Malawi: Letina Gondwe adopts labour-saving conservation agriculture techniques to benefit her health (by Mark Ndipita, for Farm Radio Weekly, in Malawi)

November 26, 2012
A translation for this article is available in French

In Malawi, women do more than half of the farm work. Letina Gondwe is no exception. As a widow, she is solely responsible for her family. Farming was the only way she could provide food and income. But when she tested positive for HIV, she was advised to cut back on farm labour.

While Mrs. Gondwe cared for her health, her maize yields declined. She seemed stuck in an impossible situation until she learned about conservation agriculture – a method of farming that calls for less tillage. With conservation agriculture, Mrs. Gondwe began applying more knowledge and less labour to her field.

Mrs. Gondwe hails from Mwakabanga, a village along Malawi’s northern border. She learned that she was HIV positive five years ago, shortly after her husband died. By then, her body’s immunity had dwindled drastically. She started taking immunity-boosting drugs known as antiretrovirals, which were provided by the nearby health centre.

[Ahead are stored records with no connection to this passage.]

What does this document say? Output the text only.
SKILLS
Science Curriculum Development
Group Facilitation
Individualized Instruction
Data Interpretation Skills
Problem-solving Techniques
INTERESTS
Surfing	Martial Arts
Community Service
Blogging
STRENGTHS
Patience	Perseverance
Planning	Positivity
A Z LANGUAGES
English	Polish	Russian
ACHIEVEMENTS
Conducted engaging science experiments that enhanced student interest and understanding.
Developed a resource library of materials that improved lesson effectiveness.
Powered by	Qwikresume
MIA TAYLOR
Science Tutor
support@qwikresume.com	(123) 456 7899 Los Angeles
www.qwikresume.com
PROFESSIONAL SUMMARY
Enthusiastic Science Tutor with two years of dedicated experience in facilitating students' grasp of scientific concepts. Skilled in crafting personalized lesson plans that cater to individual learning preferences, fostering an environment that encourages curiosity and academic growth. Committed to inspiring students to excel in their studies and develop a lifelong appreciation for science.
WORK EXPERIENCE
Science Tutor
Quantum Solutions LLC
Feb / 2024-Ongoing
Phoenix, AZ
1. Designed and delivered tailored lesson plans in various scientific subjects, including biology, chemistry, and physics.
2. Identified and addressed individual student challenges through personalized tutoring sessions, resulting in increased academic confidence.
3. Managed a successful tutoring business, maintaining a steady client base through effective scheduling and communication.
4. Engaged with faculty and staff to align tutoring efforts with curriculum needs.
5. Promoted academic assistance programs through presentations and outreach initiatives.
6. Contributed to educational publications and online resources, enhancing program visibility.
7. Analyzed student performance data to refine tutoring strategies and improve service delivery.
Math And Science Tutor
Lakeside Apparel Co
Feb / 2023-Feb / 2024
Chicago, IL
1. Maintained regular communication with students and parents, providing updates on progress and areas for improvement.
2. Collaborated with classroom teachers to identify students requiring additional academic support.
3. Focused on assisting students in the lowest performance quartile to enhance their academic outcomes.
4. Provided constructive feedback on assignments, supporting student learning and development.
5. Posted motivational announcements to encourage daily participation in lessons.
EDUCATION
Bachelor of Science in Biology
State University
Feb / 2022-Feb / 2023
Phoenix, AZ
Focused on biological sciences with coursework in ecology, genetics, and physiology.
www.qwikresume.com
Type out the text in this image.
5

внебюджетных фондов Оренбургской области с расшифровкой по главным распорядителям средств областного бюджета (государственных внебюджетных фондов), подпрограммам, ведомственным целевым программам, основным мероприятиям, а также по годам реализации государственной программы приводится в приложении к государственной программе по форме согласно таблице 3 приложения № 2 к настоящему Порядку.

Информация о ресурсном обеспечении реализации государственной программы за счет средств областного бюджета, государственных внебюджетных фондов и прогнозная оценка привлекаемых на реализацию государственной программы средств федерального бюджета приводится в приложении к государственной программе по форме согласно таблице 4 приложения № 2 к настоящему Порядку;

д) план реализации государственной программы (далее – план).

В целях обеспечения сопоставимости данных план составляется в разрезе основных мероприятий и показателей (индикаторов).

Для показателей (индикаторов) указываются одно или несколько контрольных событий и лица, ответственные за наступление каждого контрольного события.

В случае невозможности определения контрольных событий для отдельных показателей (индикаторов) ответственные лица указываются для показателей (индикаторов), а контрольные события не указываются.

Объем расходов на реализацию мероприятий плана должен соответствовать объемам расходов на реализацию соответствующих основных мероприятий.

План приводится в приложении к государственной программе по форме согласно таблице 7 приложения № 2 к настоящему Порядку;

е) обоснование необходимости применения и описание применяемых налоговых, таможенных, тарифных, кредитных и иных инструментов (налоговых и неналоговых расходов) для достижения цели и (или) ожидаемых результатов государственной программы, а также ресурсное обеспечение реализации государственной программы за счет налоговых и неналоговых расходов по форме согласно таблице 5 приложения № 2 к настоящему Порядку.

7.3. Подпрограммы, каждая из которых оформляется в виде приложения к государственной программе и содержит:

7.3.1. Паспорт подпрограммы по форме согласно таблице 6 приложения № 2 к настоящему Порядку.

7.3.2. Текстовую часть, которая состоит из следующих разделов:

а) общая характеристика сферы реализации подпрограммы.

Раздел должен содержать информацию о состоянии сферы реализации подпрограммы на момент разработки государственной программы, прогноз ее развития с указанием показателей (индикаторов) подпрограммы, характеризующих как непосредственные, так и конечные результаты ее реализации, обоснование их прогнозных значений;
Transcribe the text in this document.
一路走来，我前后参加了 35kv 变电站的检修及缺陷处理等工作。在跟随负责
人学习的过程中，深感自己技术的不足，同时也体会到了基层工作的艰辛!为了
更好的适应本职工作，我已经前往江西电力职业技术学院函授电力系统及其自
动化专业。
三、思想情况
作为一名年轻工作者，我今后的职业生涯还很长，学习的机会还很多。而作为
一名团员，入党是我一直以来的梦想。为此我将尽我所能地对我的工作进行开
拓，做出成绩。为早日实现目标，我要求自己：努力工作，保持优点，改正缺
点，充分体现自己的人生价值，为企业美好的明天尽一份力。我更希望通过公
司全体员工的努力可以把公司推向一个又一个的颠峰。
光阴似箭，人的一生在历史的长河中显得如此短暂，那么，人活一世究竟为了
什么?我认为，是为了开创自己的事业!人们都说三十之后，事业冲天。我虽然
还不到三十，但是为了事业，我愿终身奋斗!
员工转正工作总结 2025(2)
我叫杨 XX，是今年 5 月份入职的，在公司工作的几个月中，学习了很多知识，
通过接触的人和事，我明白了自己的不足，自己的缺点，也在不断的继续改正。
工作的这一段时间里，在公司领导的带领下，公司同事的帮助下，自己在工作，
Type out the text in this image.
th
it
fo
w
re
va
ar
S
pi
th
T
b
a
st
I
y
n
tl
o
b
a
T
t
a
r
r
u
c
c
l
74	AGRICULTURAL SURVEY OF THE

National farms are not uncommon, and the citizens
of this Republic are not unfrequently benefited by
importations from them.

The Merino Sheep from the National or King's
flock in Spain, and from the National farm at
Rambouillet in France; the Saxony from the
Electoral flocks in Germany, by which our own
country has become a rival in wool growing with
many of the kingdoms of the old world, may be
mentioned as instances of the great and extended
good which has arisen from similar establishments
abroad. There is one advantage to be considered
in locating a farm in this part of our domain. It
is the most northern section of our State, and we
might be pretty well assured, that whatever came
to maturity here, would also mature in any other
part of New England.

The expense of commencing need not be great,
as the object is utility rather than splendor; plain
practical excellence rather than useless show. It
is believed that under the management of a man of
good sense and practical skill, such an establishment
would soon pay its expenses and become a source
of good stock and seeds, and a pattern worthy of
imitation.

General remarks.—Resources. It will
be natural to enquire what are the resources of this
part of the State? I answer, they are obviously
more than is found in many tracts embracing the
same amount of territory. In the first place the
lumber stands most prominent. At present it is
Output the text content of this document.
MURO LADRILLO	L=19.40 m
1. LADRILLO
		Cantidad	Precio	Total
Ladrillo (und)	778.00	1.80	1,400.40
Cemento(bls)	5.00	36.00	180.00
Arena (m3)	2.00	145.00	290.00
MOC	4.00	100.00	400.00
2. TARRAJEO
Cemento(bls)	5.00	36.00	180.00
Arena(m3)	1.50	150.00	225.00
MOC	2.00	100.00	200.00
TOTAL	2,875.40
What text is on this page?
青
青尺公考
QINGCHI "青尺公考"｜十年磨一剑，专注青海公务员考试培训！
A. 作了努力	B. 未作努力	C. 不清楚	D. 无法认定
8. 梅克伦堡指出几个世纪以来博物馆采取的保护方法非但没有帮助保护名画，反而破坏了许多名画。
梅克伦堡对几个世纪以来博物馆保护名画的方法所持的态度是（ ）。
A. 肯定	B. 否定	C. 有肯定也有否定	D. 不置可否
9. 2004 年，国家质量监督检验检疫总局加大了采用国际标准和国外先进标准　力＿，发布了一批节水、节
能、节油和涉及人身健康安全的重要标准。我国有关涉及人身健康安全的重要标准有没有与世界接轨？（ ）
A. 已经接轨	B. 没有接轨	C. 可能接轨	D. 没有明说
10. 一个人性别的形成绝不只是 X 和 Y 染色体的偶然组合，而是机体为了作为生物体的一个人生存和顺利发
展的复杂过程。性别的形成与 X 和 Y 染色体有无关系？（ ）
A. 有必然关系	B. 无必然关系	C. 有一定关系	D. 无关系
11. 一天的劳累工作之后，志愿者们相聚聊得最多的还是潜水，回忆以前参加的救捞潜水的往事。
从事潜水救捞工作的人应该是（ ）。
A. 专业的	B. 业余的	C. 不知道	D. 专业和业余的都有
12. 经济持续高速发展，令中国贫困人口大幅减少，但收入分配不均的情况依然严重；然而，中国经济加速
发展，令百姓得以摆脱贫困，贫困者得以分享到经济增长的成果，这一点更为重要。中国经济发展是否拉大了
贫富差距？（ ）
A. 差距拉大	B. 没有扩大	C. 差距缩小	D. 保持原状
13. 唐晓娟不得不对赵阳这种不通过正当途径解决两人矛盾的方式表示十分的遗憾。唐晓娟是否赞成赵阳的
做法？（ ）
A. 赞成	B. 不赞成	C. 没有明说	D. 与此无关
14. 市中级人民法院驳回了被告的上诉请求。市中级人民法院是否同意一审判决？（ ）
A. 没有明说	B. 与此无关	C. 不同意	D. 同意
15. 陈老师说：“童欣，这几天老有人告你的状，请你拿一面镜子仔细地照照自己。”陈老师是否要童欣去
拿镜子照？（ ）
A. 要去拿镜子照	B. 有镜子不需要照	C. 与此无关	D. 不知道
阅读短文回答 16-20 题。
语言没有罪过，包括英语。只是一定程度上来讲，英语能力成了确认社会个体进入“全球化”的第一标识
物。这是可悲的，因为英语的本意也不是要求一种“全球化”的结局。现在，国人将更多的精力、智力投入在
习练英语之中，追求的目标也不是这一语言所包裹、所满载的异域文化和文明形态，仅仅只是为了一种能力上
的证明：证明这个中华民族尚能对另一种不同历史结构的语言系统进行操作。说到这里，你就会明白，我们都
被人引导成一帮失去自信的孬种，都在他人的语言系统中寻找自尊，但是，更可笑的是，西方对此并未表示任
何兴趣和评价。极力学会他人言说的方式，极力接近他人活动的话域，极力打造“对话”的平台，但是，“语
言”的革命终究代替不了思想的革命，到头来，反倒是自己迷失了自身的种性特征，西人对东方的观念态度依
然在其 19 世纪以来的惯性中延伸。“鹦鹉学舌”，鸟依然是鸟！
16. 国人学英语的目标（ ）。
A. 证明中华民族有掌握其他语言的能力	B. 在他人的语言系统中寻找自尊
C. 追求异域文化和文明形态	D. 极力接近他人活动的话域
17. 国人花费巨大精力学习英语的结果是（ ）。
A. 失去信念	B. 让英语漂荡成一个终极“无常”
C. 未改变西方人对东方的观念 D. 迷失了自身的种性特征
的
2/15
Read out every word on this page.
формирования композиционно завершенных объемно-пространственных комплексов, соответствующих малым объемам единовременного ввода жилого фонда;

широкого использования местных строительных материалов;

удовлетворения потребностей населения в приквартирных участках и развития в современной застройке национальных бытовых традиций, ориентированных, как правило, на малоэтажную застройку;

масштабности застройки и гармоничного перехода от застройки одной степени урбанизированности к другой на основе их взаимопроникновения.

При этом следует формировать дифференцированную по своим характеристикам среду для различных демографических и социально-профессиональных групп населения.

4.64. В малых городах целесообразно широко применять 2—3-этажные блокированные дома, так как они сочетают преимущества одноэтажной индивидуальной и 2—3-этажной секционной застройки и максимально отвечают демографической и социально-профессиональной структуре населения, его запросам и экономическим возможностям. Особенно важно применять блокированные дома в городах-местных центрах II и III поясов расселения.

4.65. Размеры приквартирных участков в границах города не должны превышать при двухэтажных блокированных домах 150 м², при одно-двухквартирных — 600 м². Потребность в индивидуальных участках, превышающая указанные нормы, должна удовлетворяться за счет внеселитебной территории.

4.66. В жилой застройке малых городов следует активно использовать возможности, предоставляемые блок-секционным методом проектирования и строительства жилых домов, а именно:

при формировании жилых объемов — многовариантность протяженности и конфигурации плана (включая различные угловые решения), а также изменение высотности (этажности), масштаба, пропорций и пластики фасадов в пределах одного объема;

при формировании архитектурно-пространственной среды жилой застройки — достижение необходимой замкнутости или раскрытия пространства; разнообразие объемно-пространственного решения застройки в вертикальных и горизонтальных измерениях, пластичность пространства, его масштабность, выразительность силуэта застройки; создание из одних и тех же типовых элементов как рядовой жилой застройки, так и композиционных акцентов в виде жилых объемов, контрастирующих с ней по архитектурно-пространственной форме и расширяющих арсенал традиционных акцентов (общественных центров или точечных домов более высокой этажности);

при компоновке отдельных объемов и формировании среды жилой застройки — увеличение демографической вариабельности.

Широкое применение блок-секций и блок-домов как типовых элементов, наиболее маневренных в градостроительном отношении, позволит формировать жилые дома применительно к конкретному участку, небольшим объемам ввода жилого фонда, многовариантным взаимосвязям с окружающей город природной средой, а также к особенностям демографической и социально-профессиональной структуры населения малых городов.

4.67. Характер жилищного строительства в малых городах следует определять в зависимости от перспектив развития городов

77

Mrs. Gondwe regained her strength a few months after she began taking the drugs. But intensive farm labour remained a challenge. A few years later, Mrs. Gondwe began to feel desperate. She recalls: “Life started becoming unbearable because I was becoming food insecure year after year. I contemplated starting [a] small-scale business but I had no capital.” She felt that she had no option but to defy hospital advice and spend more hours in her field.

One year ago, her life turned around. An extension worker introduced her to conservation agriculture. The officer explained the practice to Mrs. Gondwe and other small-scale farmers in the area who live with HIV. Many quickly adopted the new farming methods.

Conservation agriculture involves less tillage – a physically demanding and time-consuming activity. Two alternatives to tillage are promoted. One is called basin tillage. Farmers dig small basins or pits that capture water and soil nutrients. The other is called “ripping.” Farmers use a device that breaks up compacted soil, allowing water and roots to penetrate deeply.

These alternatives to tillage reduce soil loss and erosion. They complement the other principles of conservation agriculture: leaving crop residues on the field as mulch, and rotating crops.

Kossam Munthali is executive director of the Foundation for Community Support Services. This non-governmental organization supports people living with HIV and AIDS in the area. Mr. Munthali praised the farmers for adopting the new, labour-saving approach to agriculture.

Conservation agriculture practices have brought hope and joy to many HIV positive farmers in Malawi. Mrs. Gondwe grows mostly maize, but has added cassava and potatoes. Now she produces enough food for her family with a surplus to sell. With her new income, she buys other nutritious foods to round out her diet. With new-found hope, she says, “I wish all small-scale, HIV positive farmers could adopt this kind of farming.”